The present study has several limitations. First, it was a retrospective study conducted in a single institution without randomization, and the study cohort was small and collected over a 6-year period. Second, there is also a limitation in terms of the validity of the decision to perform intestinal resection. Histopathological examination of the resected intestines showed that ischemic changes were limited to the mucosa or submucosa in 7% of cases and these changes could have been prevented by removing the cause of ischemia during surgery. Therefore, a highly objective evaluation method is needed to determine the need for intraoperative intestinal resection. Recently, the fluorescence method using indocyanine green for the intraoperative evaluation of intestinal blood perfusion has been used to prevent anastomotic leakage during gastrointestinal surgery, especially colorectal surgery [16, 17]. This method has also been used for evaluating intestinal ischemia [18,19,20,21,22,23], allowing surgeons to identify the extent of ischemia objectively by visualizing the blood supply to the intestine. This method can potentially minimize the extent of intestinal sacrifice. Third, in clinical practice, it is assumed that the intestine may already be in an irreversible state before the start of surgery, and the true rescue time may be shorter than the results of the estimated intestinal rescue rate in this paper. Fourth, the availability of operating rooms, anesthesiologists, and surgical staff, and various administrative procedures can be the rate-limiting factors before the start of surgery. To address these issues, the entire hospital organization needs to establish a system to shorten the interval between presentation and surgery required for emergencies.

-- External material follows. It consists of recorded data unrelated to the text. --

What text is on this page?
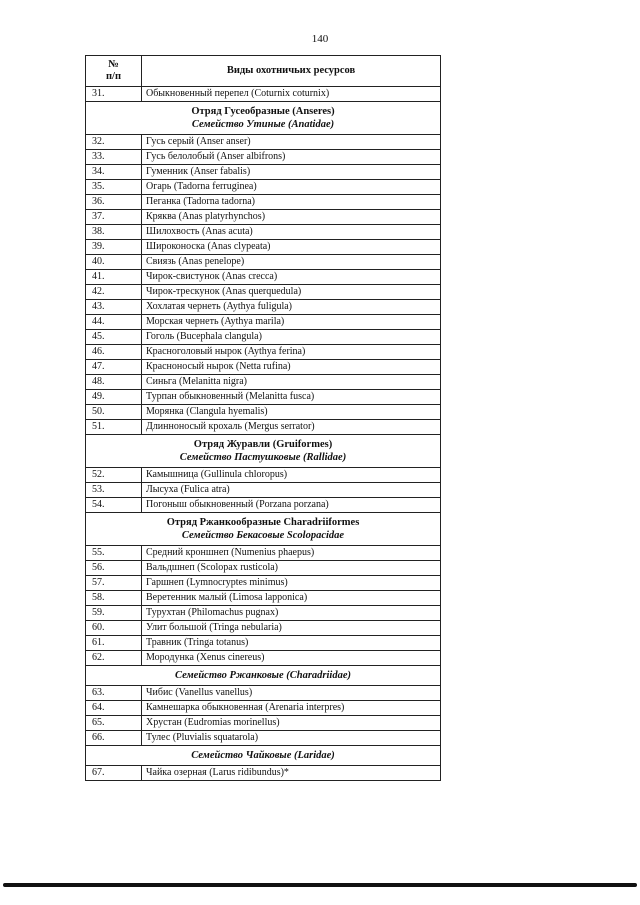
140
№
п/п	Виды охотничьих ресурсов
31.	Обыкновенный перепел (Coturnix coturnix)

Отряд Гусеобразные (Anseres)
Семейство Утиные (Anatidae)	

32.	Гусь серый (Anser anser)
33.	Гусь белолобый (Anser albifrons)
34.	Гуменник (Anser fabalis)
35.	Огарь (Tadorna ferruginea)
36.	Пеганка (Tadorna tadorna)
37.	Кряква (Anas platyrhynchos)
38.	Шилохвость (Anas acuta)
39.	Широконоска (Anas clypeata)
40.	Свиязь (Anas penelope)
41.	Чирок-свистунок (Anas crecca)
42.	Чирок-трескунок (Anas querquedula)
43.	Хохлатая чернеть (Aythya fuligula)
44.	Морская чернеть (Aythya marila)
45.	Гоголь (Bucephala clangula)
46.	Красноголовый нырок (Aythya ferina)
47.	Красноносый нырок (Netta rufina)
48.	Синьга (Melanitta nigra)
49.	Турпан обыкновенный (Melanitta fusca)
50.	Морянка (Clangula hyemalis)
51.	Длинноносый крохаль (Mergus serrator)

Отряд Журавли (Gruiformes)
Семейство Пастушковые (Rallidae)	

52.	Камышница (Gullinula chloropus)
53.	Лысуха (Fulica atra)
54.	Погоныш обыкновенный (Porzana porzana)

Отряд Ржанкообразные Charadriiformes
Семейство Бекасовые Scolopacidae	

55.	Средний кроншнеп (Numenius phaepus)
56.	Вальдшнеп (Scolopax rusticola)
57.	Гаршнеп (Lymnocryptes minimus)
58.	Веретенник малый (Limosa lapponica)
59.	Турухтан (Philomachus pugnax)
60.	Улит большой (Tringa nebularia)
61.	Травник (Tringa totanus)
62.	Мородунка (Xenus cinereus)

Семейство Ржанковые (Charadriidae)	

63.	Чибис (Vanellus vanellus)
64.	Камнешарка обыкновенная (Arenaria interpres)
65.	Хрустан (Eudromias morinellus)
66.	Тулес (Pluvialis squatarola)

Семейство Чайковые (Laridae)	

67.	Чайка озерная (Larus ridibundus)*
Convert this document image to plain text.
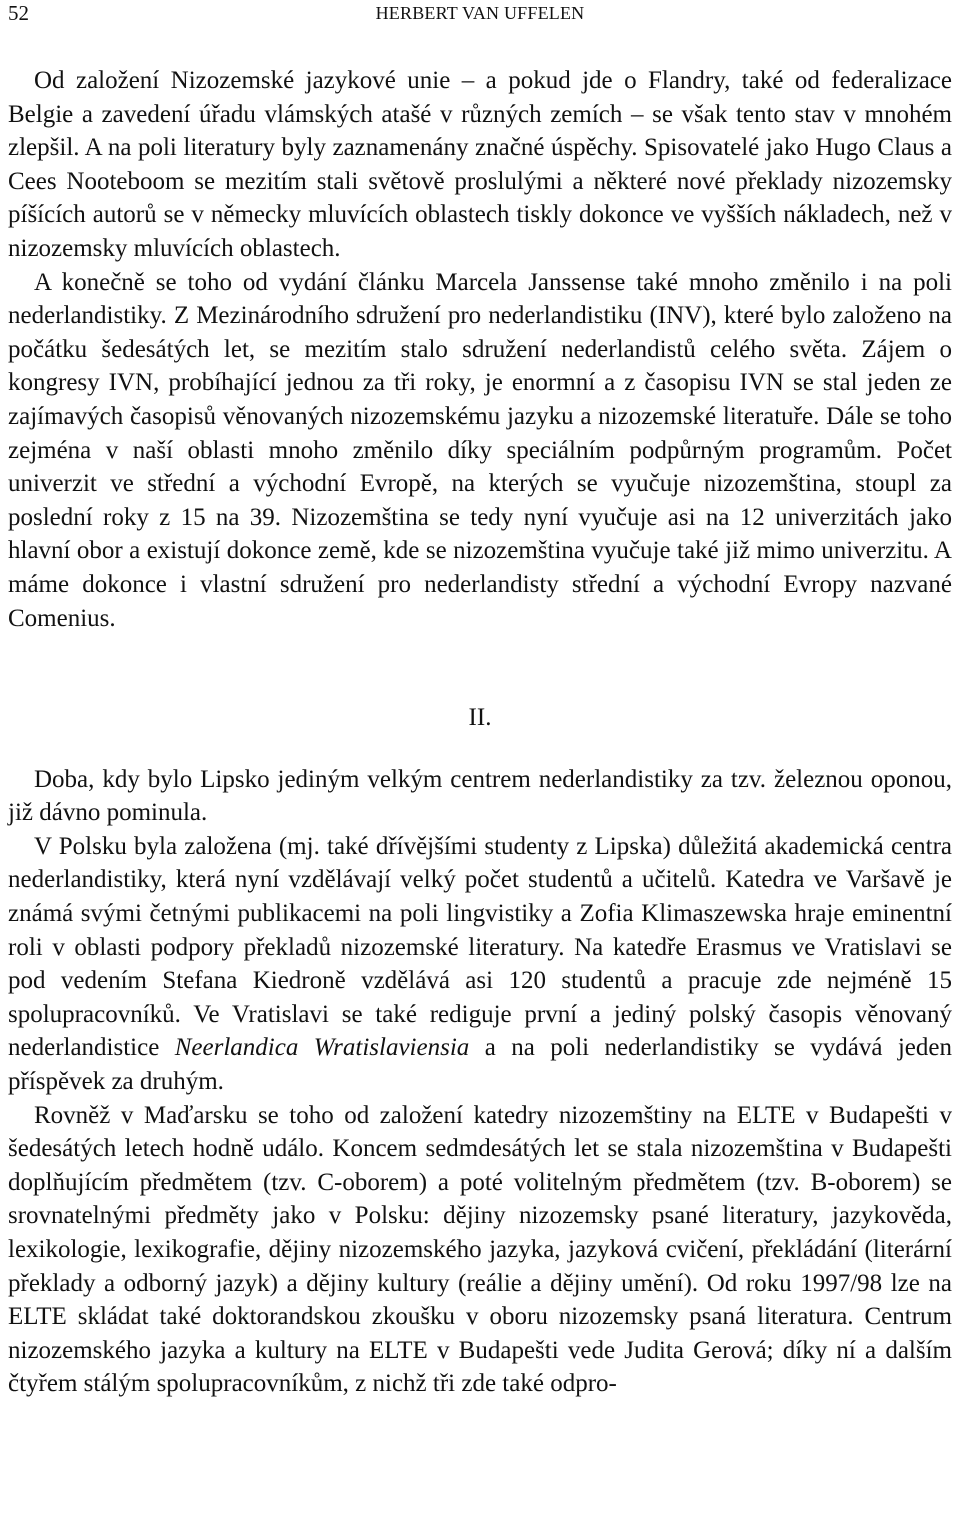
52	HERBERT VAN UFFELEN

Od založení Nizozemské jazykové unie – a pokud jde o Flandry, také od federalizace Belgie a zavedení úřadu vlámských atašé v různých zemích – se však tento stav v mnohém zlepšil. A na poli literatury byly zaznamenány značné úspěchy. Spisovatelé jako Hugo Claus a Cees Nooteboom se mezitím stali světově proslulými a některé nové překlady nizozemsky píšících autorů se v německy mluvících oblastech tiskly dokonce ve vyšších nákladech, než v nizozemsky mluvících oblastech.

A konečně se toho od vydání článku Marcela Janssense také mnoho změnilo i na poli nederlandistiky. Z Mezinárodního sdružení pro nederlandistiku (INV), které bylo založeno na počátku šedesátých let, se mezitím stalo sdružení nederlandistů celého světa. Zájem o kongresy IVN, probíhající jednou za tři roky, je enormní a z časopisu IVN se stal jeden ze zajímavých časopisů věnovaných nizozemskému jazyku a nizozemské literatuře. Dále se toho zejména v naší oblasti mnoho změnilo díky speciálním podpůrným programům. Počet univerzit ve střední a východní Evropě, na kterých se vyučuje nizozemština, stoupl za poslední roky z 15 na 39. Nizozemština se tedy nyní vyučuje asi na 12 univerzitách jako hlavní obor a existují dokonce země, kde se nizozemština vyučuje také již mimo univerzitu. A máme dokonce i vlastní sdružení pro nederlandisty střední a východní Evropy nazvané Comenius.

II.

Doba, kdy bylo Lipsko jediným velkým centrem nederlandistiky za tzv. železnou oponou, již dávno pominula.

V Polsku byla založena (mj. také dřívějšími studenty z Lipska) důležitá akademická centra nederlandistiky, která nyní vzdělávají velký počet studentů a učitelů. Katedra ve Varšavě je známá svými četnými publikacemi na poli lingvistiky a Zofia Klimaszewska hraje eminentní roli v oblasti podpory překladů nizozemské literatury. Na katedře Erasmus ve Vratislavi se pod vedením Stefana Kiedroně vzdělává asi 120 studentů a pracuje zde nejméně 15 spolupracovníků. Ve Vratislavi se také rediguje první a jediný polský časopis věnovaný nederlandistice Neerlandica Wratislaviensia a na poli nederlandistiky se vydává jeden příspěvek za druhým.

Rovněž v Maďarsku se toho od založení katedry nizozemštiny na ELTE v Budapešti v šedesátých letech hodně událo. Koncem sedmdesátých let se stala nizozemština v Budapešti doplňujícím předmětem (tzv. C-oborem) a poté volitelným předmětem (tzv. B-oborem) se srovnatelnými předměty jako v Polsku: dějiny nizozemsky psané literatury, jazykověda, lexikologie, lexikografie, dějiny nizozemského jazyka, jazyková cvičení, překládání (literární překlady a odborný jazyk) a dějiny kultury (reálie a dějiny umění). Od roku 1997/98 lze na ELTE skládat také doktorandskou zkoušku v oboru nizozemsky psaná literatura. Centrum nizozemského jazyka a kultury na ELTE v Budapešti vede Judita Gerová; díky ní a dalším čtyřem stálým spolupracovníkům, z nichž tři zde také odpro-
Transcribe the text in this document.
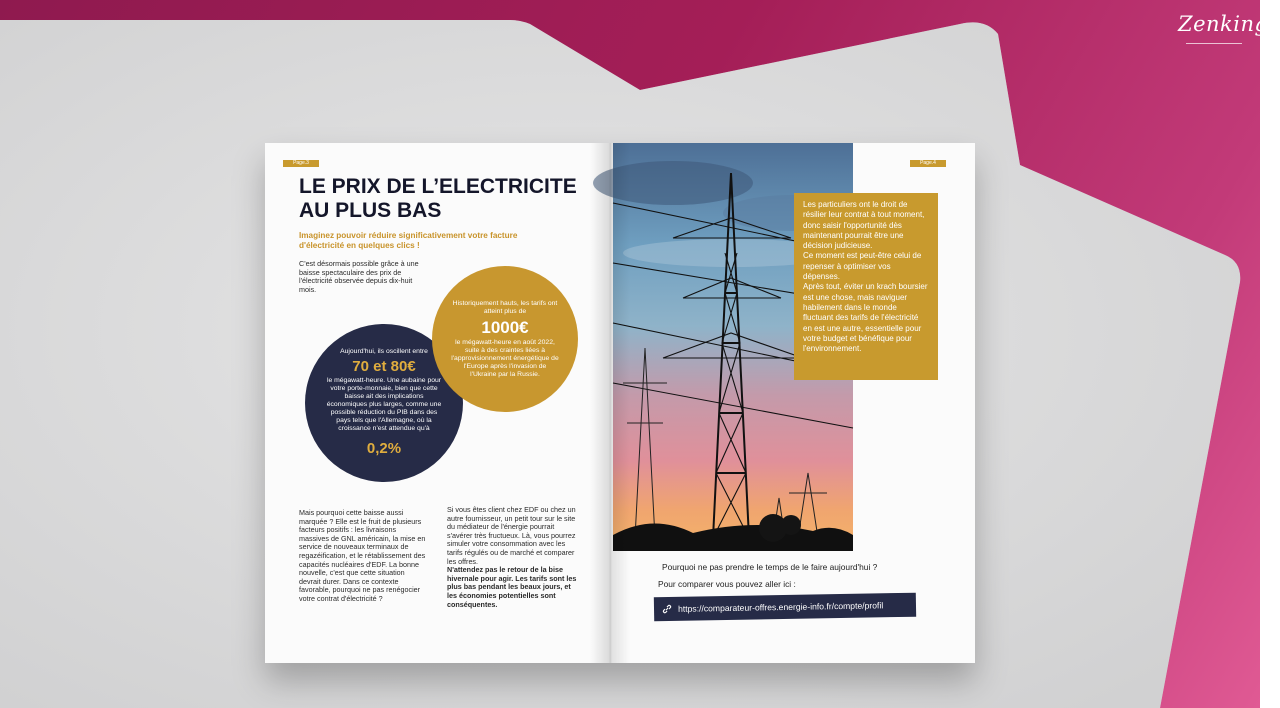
Zenkings
Page.3
LE PRIX DE L’ELECTRICITE
AU PLUS BAS
Imaginez pouvoir réduire significativement votre facture d'électricité en quelques clics !
C'est désormais possible grâce à une baisse spectaculaire des prix de l'électricité observée depuis dix-huit mois.
Aujourd'hui, ils oscillent entre
70 et 80€
le mégawatt-heure. Une aubaine pour votre porte-monnaie, bien que cette baisse ait des implications économiques plus larges, comme une possible réduction du PIB dans des pays tels que l'Allemagne, où la croissance n'est attendue qu'à
0,2%
Historiquement hauts, les tarifs ont atteint plus de
1000€
le mégawatt-heure en août 2022, suite à des craintes liées à l'approvisionnement énergétique de l'Europe après l'invasion de l'Ukraine par la Russie.
Mais pourquoi cette baisse aussi marquée ? Elle est le fruit de plusieurs facteurs positifs : les livraisons massives de GNL américain, la mise en service de nouveaux terminaux de regazéification, et le rétablissement des capacités nucléaires d'EDF. La bonne nouvelle, c'est que cette situation devrait durer. Dans ce contexte favorable, pourquoi ne pas renégocier votre contrat d'électricité ?
Si vous êtes client chez EDF ou chez un autre fournisseur, un petit tour sur le site du médiateur de l'énergie pourrait s'avérer très fructueux. Là, vous pourrez simuler votre consommation avec les tarifs régulés ou de marché et comparer les offres.
N'attendez pas le retour de la bise hivernale pour agir. Les tarifs sont les plus bas pendant les beaux jours, et les économies potentielles sont conséquentes.
Page.4
Les particuliers ont le droit de résilier leur contrat à tout moment, donc saisir l'opportunité dès maintenant pourrait être une décision judicieuse.
Ce moment est peut-être celui de repenser à optimiser vos dépenses.
Après tout, éviter un krach boursier est une chose, mais naviguer habilement dans le monde fluctuant des tarifs de l'électricité en est une autre, essentielle pour votre budget et bénéfique pour l'environnement.
Pourquoi ne pas prendre le temps de le faire aujourd'hui ?
Pour comparer vous pouvez aller ici :
https://comparateur-offres.energie-info.fr/compte/profil
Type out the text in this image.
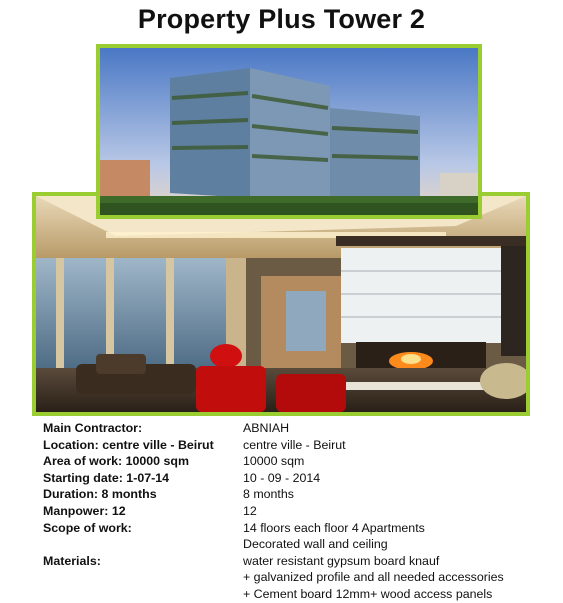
Property Plus Tower 2
Main Contractor:	ABNIAH
Location: centre ville - Beirut	centre ville - Beirut
Area of work: 10000 sqm	10000 sqm
Starting date: 1-07-14	10 - 09 - 2014
Duration: 8 months	8 months
Manpower: 12	12
Scope of work:	14 floors each floor 4 Apartments
Decorated wall and ceiling
Materials:	water resistant gypsum board knauf
+ galvanized profile and all needed accessories
+ Cement board 12mm+ wood access panels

In conclusion, intestinal resection should be avoided as it prolongs hospital stay and is detrimental to the patient. According to the results of the present analysis, an 80% intestinal rescue rate can be achieved if intestinal blood flow can be restored within 200 min after diagnosis, but the rescue rate drops to less than 50% after 300 min. In acute abdomen originating from intestinal blood flow disorders, it is necessary to strive for a smooth and shorter transition from early diagnosis to early surgery, especially in severe cases.